The Association of National Advertisers (ANA) and the American Association of Advertising Agencies (4As) expressed hope that Pai will overturn many of the sweeping privacy rules that were enacted by the agency under his predecessor Tom Wheeler, which limited data gathering, use and sharing by internet service providers like Verizon and Comcast.
“The ANA has been particularly concerned about the privacy rules that were approved and is optimistic that he will re-examine those rules,” said Dan Jaffe, group evp of government relations at the ANA. “It is a necessary step for the benefit of both businesses and consumers.”
Another point of discontent has been the net neutrality decision, which codified the idea that all internet traffic should be treated equal.
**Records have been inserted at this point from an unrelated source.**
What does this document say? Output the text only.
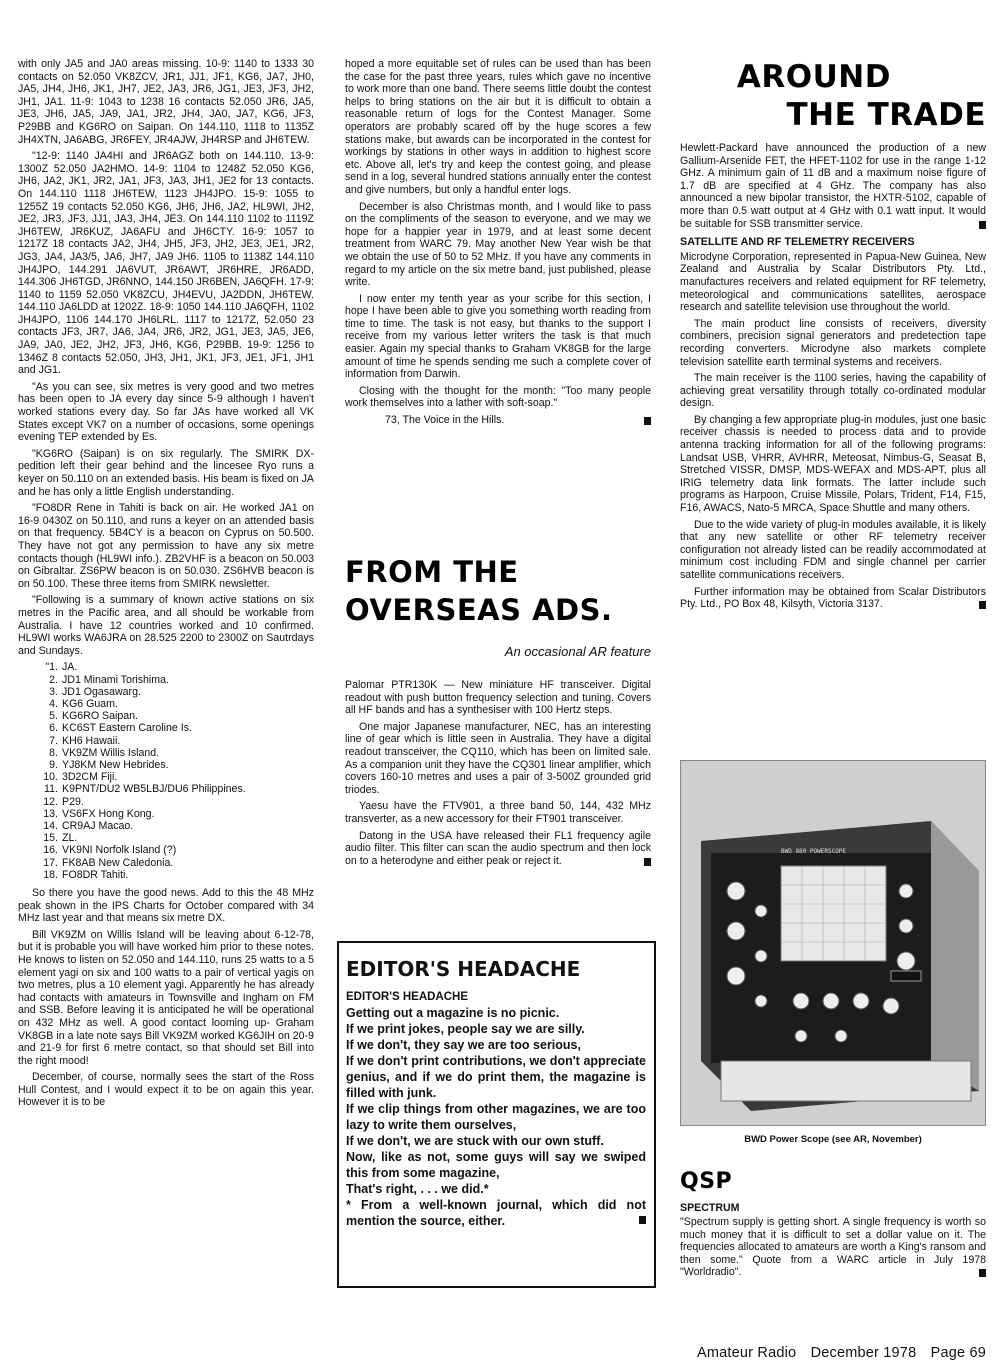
with only JA5 and JA0 areas missing. 10-9: 1140 to 1333 30 contacts on 52.050 VK8ZCV, JR1, JJ1, JF1, KG6, JA7, JH0, JA5, JH4, JH6, JK1, JH7, JE2, JA3, JR6, JG1, JE3, JF3, JH2, JH1, JA1. 11-9: 1043 to 1238 16 contacts 52.050 JR6, JA5, JE3, JH6, JA5, JA9, JA1, JR2, JH4, JA0, JA7, KG6, JF3, P29BB and KG6RO on Saipan. On 144.110, 1118 to 1135Z JH4XTN, JA6ABG, JR6FEY, JR4AJW, JH4RSP and JH6TEW.

"12-9: 1140 JA4HI and JR6AGZ both on 144.110. 13-9: 1300Z 52.050 JA2HMO. 14-9: 1104 to 1248Z 52.050 KG6, JH6, JA2, JK1, JR2, JA1, JF3, JA3, JH1, JE2 for 13 contacts. On 144.110 1118 JH6TEW, 1123 JH4JPO. 15-9: 1055 to 1255Z 19 contacts 52.050 KG6, JH6, JH6, JA2, HL9WI, JH2, JE2, JR3, JF3, JJ1, JA3, JH4, JE3. On 144.110 1102 to 1119Z JH6TEW, JR6KUZ, JA6AFU and JH6CTY. 16-9: 1057 to 1217Z 18 contacts JA2, JH4, JH5, JF3, JH2, JE3, JE1, JR2, JG3, JA4, JA3/5, JA6, JH7, JA9 JH6. 1105 to 1138Z 144.110 JH4JPO, 144.291 JA6VUT, JR6AWT, JR6HRE, JR6ADD, 144.306 JH6TGD, JR6NNO, 144.150 JR6BEN, JA6QFH. 17-9: 1140 to 1159 52.050 VK8ZCU, JH4EVU, JA2DDN, JH6TEW. 144.110 JA6LDD at 1202Z. 18-9: 1050 144.110 JA6QFH, 1102 JH4JPO, 1106 144.170 JH6LRL. 1117 to 1217Z, 52.050 23 contacts JF3, JR7, JA6, JA4, JR6, JR2, JG1, JE3, JA5, JE6, JA9, JA0, JE2, JH2, JF3, JH6, KG6, P29BB. 19-9: 1256 to 1346Z 8 contacts 52.050, JH3, JH1, JK1, JF3, JE1, JF1, JH1 and JG1.

"As you can see, six metres is very good and two metres has been open to JA every day since 5-9 although I haven't worked stations every day. So far JAs have worked all VK States except VK7 on a number of occasions, some openings evening TEP extended by Es.

"KG6RO (Saipan) is on six regularly. The SMIRK DX-pedition left their gear behind and the lincesee Ryo runs a keyer on 50.110 on an extended basis. His beam is fixed on JA and he has only a little English understanding.

"FO8DR Rene in Tahiti is back on air. He worked JA1 on 16-9 0430Z on 50.110, and runs a keyer on an attended basis on that frequency. 5B4CY is a beacon on Cyprus on 50.500. They have not got any permission to have any six metre contacts though (HL9WI info.). ZB2VHF is a beacon on 50.003 on Gibraltar. ZS6PW beacon is on 50.030. ZS6HVB beacon is on 50.100. These three items from SMIRK newsletter.

"Following is a summary of known active stations on six metres in the Pacific area, and all should be workable from Australia. I have 12 countries worked and 10 confirmed. HL9WI works WA6JRA on 28.525 2200 to 2300Z on Sautrdays and Sundays.

"1. JA.
2. JD1 Minami Torishima.
3. JD1 Ogasawarg.
4. KG6 Guam.
5. KG6RO Saipan.
6. KC6ST Eastern Caroline Is.
7. KH6 Hawaii.
8. VK9ZM Willis Island.
9. YJ8KM New Hebrides.
10. 3D2CM Fiji.
11. K9PNT/DU2 WB5LBJ/DU6 Philippines.
12. P29.
13. VS6FX Hong Kong.
14. CR9AJ Macao.
15. ZL.
16. VK9NI Norfolk Island (?)
17. FK8AB New Caledonia.
18. FO8DR Tahiti.

So there you have the good news. Add to this the 48 MHz peak shown in the IPS Charts for October compared with 34 MHz last year and that means six metre DX.

Bill VK9ZM on Willis Island will be leaving about 6-12-78, but it is probable you will have worked him prior to these notes. He knows to listen on 52.050 and 144.110, runs 25 watts to a 5 element yagi on six and 100 watts to a pair of vertical yagis on two metres, plus a 10 element yagi. Apparently he has already had contacts with amateurs in Townsville and Ingham on FM and SSB. Before leaving it is anticipated he will be operational on 432 MHz as well. A good contact looming up- Graham VK8GB in a late note says Bill VK9ZM worked KG6JIH on 20-9 and 21-9 for first 6 metre contact, so that should set Bill into the right mood!

December, of course, normally sees the start of the Ross Hull Contest, and I would expect it to be on again this year. However it is to be

hoped a more equitable set of rules can be used than has been the case for the past three years, rules which gave no incentive to work more than one band. There seems little doubt the contest helps to bring stations on the air but it is difficult to obtain a reasonable return of logs for the Contest Manager. Some operators are probably scared off by the huge scores a few stations make, but awards can be incorporated in the contest for workings by stations in other ways in addition to highest score etc. Above all, let's try and keep the contest going, and please send in a log, several hundred stations annually enter the contest and give numbers, but only a handful enter logs.

December is also Christmas month, and I would like to pass on the compliments of the season to everyone, and we may we hope for a happier year in 1979, and at least some decent treatment from WARC 79. May another New Year wish be that we obtain the use of 50 to 52 MHz. If you have any comments in regard to my article on the six metre band, just published, please write.

I now enter my tenth year as your scribe for this section, I hope I have been able to give you something worth reading from time to time. The task is not easy, but thanks to the support I receive from my various letter writers the task is that much easier. Again my special thanks to Graham VK8GB for the large amount of time he spends sending me such a complete cover of information from Darwin.

Closing with the thought for the month: "Too many people work themselves into a lather with soft-soap."

73, The Voice in the Hills.

FROM THE
OVERSEAS ADS.
An occasional AR feature

Palomar PTR130K — New miniature HF transceiver. Digital readout with push button frequency selection and tuning. Covers all HF bands and has a synthesiser with 100 Hertz steps.

One major Japanese manufacturer, NEC, has an interesting line of gear which is little seen in Australia. They have a digital readout transceiver, the CQ110, which has been on limited sale. As a companion unit they have the CQ301 linear amplifier, which covers 160-10 metres and uses a pair of 3-500Z grounded grid triodes.

Yaesu have the FTV901, a three band 50, 144, 432 MHz transverter, as a new accessory for their FT901 transceiver.

Datong in the USA have released their FL1 frequency agile audio filter. This filter can scan the audio spectrum and then lock on to a heterodyne and either peak or reject it.

EDITOR'S HEADACHE
EDITOR'S HEADACHE
Getting out a magazine is no picnic.
If we print jokes, people say we are silly.
If we don't, they say we are too serious,
If we don't print contributions, we don't appreciate genius, and if we do print them, the magazine is filled with junk.
If we clip things from other magazines, we are too lazy to write them ourselves,
If we don't, we are stuck with our own stuff.
Now, like as not, some guys will say we swiped this from some magazine,
That's right, . . . we did.*
* From a well-known journal, which did not mention the source, either.
AROUND
THE TRADE

Hewlett-Packard have announced the production of a new Gallium-Arsenide FET, the HFET-1102 for use in the range 1-12 GHz. A minimum gain of 11 dB and a maximum noise figure of 1.7 dB are specified at 4 GHz. The company has also announced a new bipolar transistor, the HXTR-5102, capable of more than 0.5 watt output at 4 GHz with 0.1 watt input. It would be suitable for SSB transmitter service.

SATELLITE AND RF TELEMETRY RECEIVERS

Microdyne Corporation, represented in Papua-New Guinea, New Zealand and Australia by Scalar Distributors Pty. Ltd., manufactures receivers and related equipment for RF telemetry, meteorological and communications satellites, aerospace research and satellite television use throughout the world.

The main product line consists of receivers, diversity combiners, precision signal generators and predetection tape recording converters. Microdyne also markets complete television satellite earth terminal systems and receivers.

The main receiver is the 1100 series, having the capability of achieving great versatility through totally co-ordinated modular design.

By changing a few appropriate plug-in modules, just one basic receiver chassis is needed to process data and to provide antenna tracking information for all of the following programs: Landsat USB, VHRR, AVHRR, Meteosat, Nimbus-G, Seasat B, Stretched VISSR, DMSP, MDS-WEFAX and MDS-APT, plus all IRIG telemetry data link formats. The latter include such programs as Harpoon, Cruise Missile, Polars, Trident, F14, F15, F16, AWACS, Nato-5 MRCA, Space Shuttle and many others.

Due to the wide variety of plug-in modules available, it is likely that any new satellite or other RF telemetry receiver configuration not already listed can be readily accommodated at minimum cost including FDM and single channel per carrier satellite communications receivers.

Further information may be obtained from Scalar Distributors Pty. Ltd., PO Box 48, Kilsyth, Victoria 3137.

BWD 880 POWERSCOPE
BWD Power Scope (see AR, November)
QSP
SPECTRUM

"Spectrum supply is getting short. A single frequency is worth so much money that it is difficult to set a dollar value on it. The frequencies allocated to amateurs are worth a King's ransom and then some." Quote from a WARC article in July 1978 "Worldradio".

Amateur Radio December 1978 Page 69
The decision by the former FCC forbade internet service providers from unfairly blocking or slowing web traffic.
“We are in support of reversing the net neutrality rules completely and believe that Pai will approach the issue sensibly,” said Peter Kosmala, svp of government relations at the 4As. “We believe that the broadband privacy rules were a regulatory overreach and also detrimental to the interests of publishers and advertisers since they severely restricted what the ISPs could do with data.”
These marketing trade groups have consistently opposed the regulation and, as a case in point, slammed a privacy vote that was passed in October. The vote required that these providers obtain consumers’ consent before sharing and using their web browsing and app history data for ad targeting and marketing. While it most severely impacted internet service providers, it also affected marketers, who rely on consumers’ digital data for ad targeting and building consumer profiles.
Pai, for his part, has denounced the FCC order for reclassifying internet service providers as utilities and is likely to advance business-friendly, free-market policies. This has obvious positives, said Greg March, CEO of Noble People, including that it will reduce the number of players that need to be vetted and streamlined to an ad measurement standard. It will also be an incentive for large media distributors like Verizon and Comcast to invest in innovation, as their profit opportunity increases with deregulation.
But there are several downsides, too. Deregulation will not only reduce competition and give advantages to the larger ISPs but also risk scaring off consumers, who may have privacy concerns.
“As big media distributors force higher prices from content holders like cable channels and Hulu, for example, the smaller ones will have less opportunity grow audience,” March said. “That will limit innovation from the scrappier part of the market — and with less pressure from that side of the market, perhaps the ways media buyers can reach customers might not grow as much.”
It’s also important to not lose sight of consumers, said Rob Griffin, chief innovation officer at Connelly Partners. While the opportunity to use data and target audiences may seem enticing, marketers must exercise restraint.
“Marketers need to take a proactive stance on digital governance and not go chasing the shiny object, or they risk losing consumers,” he said. “They must follow where their ads are running, how many tags are on their sites, use the data right and not come off as creepy in their targeting.”
For Azher Ahmed, evp and director of digital at DDB, Pai’s best path forward is a moderate one.
“It makes sense to adopt a moderate stance, instead of completely backing off from net neutrality,” he said. “Or else, it’ll scare consumers away.”